MHP Genel Başkanı Devlet Bahçeli, Başbakan Erdoğan’ın, ‘dudak okuma’ ile ilgili sözlerine “Hayatında hiç küfür etmediğini, küfür etmeyi sevmediğini ve böyle bir seviyeye düşmeyeceğini söyleyen Sayın Başbakan’ın, devletin tüm yetkilerini kullanarak, dudak okuma uzmanlarından bir heyet oluşturarak, ’ben orada acaba ağzımdan neleri kaçırdım, hangi ruh halinde neleri söyledim’ diye bir inceleme yapmasında yarar vardır” karşılığını verdi. Bahçeli, “Sayın Başbakanın elimizden kaçması mümkün değil” diye konuştu. Bahçeli Başbakan’ın söyledikleri içinde tek doğru cümlenin ‘Bahçeli ve ekibi niyet okumada oldukça kabiliyetliler’ şeklindeki ifadesinin olduğunu belirterek “Gerçekten bu cümle doğrudur. MHP kimin hangi niyette olduğunu yüksek önsezisiyle fark ediyor ve milleti de bu manada uyarıyor”dedi

MHP Genel Başkanı Devlet Bahçeli, parti genel merkezindeki bayramlaşma töreninin ardından gazetecilerin gündeme ilişkin sorularını yanıtladı. Başbakan Erdoğan’ın, ‘dudak okuma’ ile ilgili dün söylediği sözlerinin hatırlatılması ve olayla ilgili ne zaman dava açacağının sorulması üzerine Bahçeli şöyle konuştu: “Sayın Başbakan, her bayramda, her cuma çıkışında o günün manasıyla çelişen, iftiralar yüklü, yalanlarla dolu açıklamalarda bulunmaktadır. Bu cuma günü bayramın da birinci günü olduğu bir dönemde yine bazı açıklamalarda bulunmuştur. Bunlardan tek bir cümle doğrudur, o da ’Bahçeli ve ekibi niyet okumada oldukça kabiliyetliler’ cümlesidir. Gerçekten bu cümle doğrudur. MHP kimin hangi niyette olduğunu yüksek önsezisiyle fark ediyor ve milleti de bu manada uyarıyor. Sayın Başbakan’ın niyetinin ne olduğu çok açıktır, Türkiye’yi 36’ya bölmektir, alt kimliklerle bir etnik çatışmayı sürdürmektir. Partisi artık AK Parti olmaktan çıkmıştır, artık partisi bölen bir parti haline gelmiştir. Burası doğrudur ancak hayatında hiç küfür etmediğini, küfür etmeyi sevmediğini ve böyle bir seviyeye düşmeyeceğini de söyleyen Sayın Başbakan’ın, devletin tüm yetkilerini kullanarak, dudak okuma uzmanlarından bir heyet oluşturarak, ’ben orada acaba ağzımdan neleri kaçırdım, hangi ruh halinde neleri söyledim’ diye bir inceleme yapmasında yarar vardır.”

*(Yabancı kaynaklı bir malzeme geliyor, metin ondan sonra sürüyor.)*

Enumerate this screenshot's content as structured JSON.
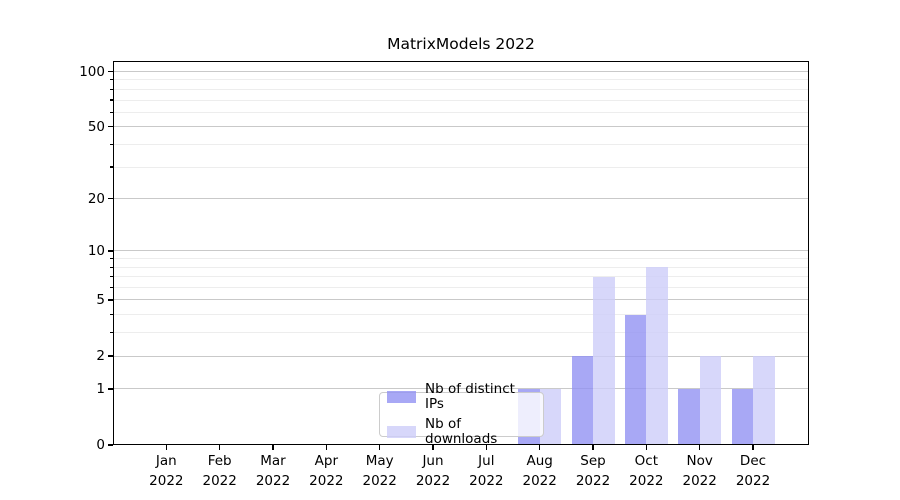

-“SÖYLEDİKLERİ BİZCE MALUM”-

Başbakan’ın Genel Kurul’da söylediklerinin kendilerince malum olduğunu, inceleme yaptıklarını belirten Bahçeli, buna bir ceza davasıyla karşılığının verileceğini kaydetti ve “Sayın Başbakan’ın elimizden kaçması mümkün değil” dedi. Bahçeli, Kafes operasyonu ve Danıştay’ın verdiği katsayı kararıyla ilgili bir soruya ise iki konuyla ilgili de görüşlerinin net olduğu karşılığını verdi. Bahçeli, “Bunu sürekli tartışmanın Türkiye’ye sağlayacağı bir fayda yoktur. Konu yargıya intikal etmiştir. Özellikle basın mensupları da yargının bu çalışmalarını sabırla beklesinler. Yargının kararları daha netleşmeden yorum yapma alışkanlığından da vazgeçsinler” dedi.

-“HİÇBİR ÖNLEMEMİZ YOK”-

Bahçeli, domuz gribiyle ilgili bir soruya ise “Hiçbir önlemimiz yok. Domuz gribinin olduğuna da inanmıyoruz. Her şey Cenab-ı Allah’ın takdiridir” karşılığını verdi. Bahçeli, hükümetin bayram mesajlarında Türk bayrağını kullanmasını nasıl değerlendirdiğinin sorulması üzerine “Bir bölen için çok hayırlı bir adım olarak görüyorum”dedi.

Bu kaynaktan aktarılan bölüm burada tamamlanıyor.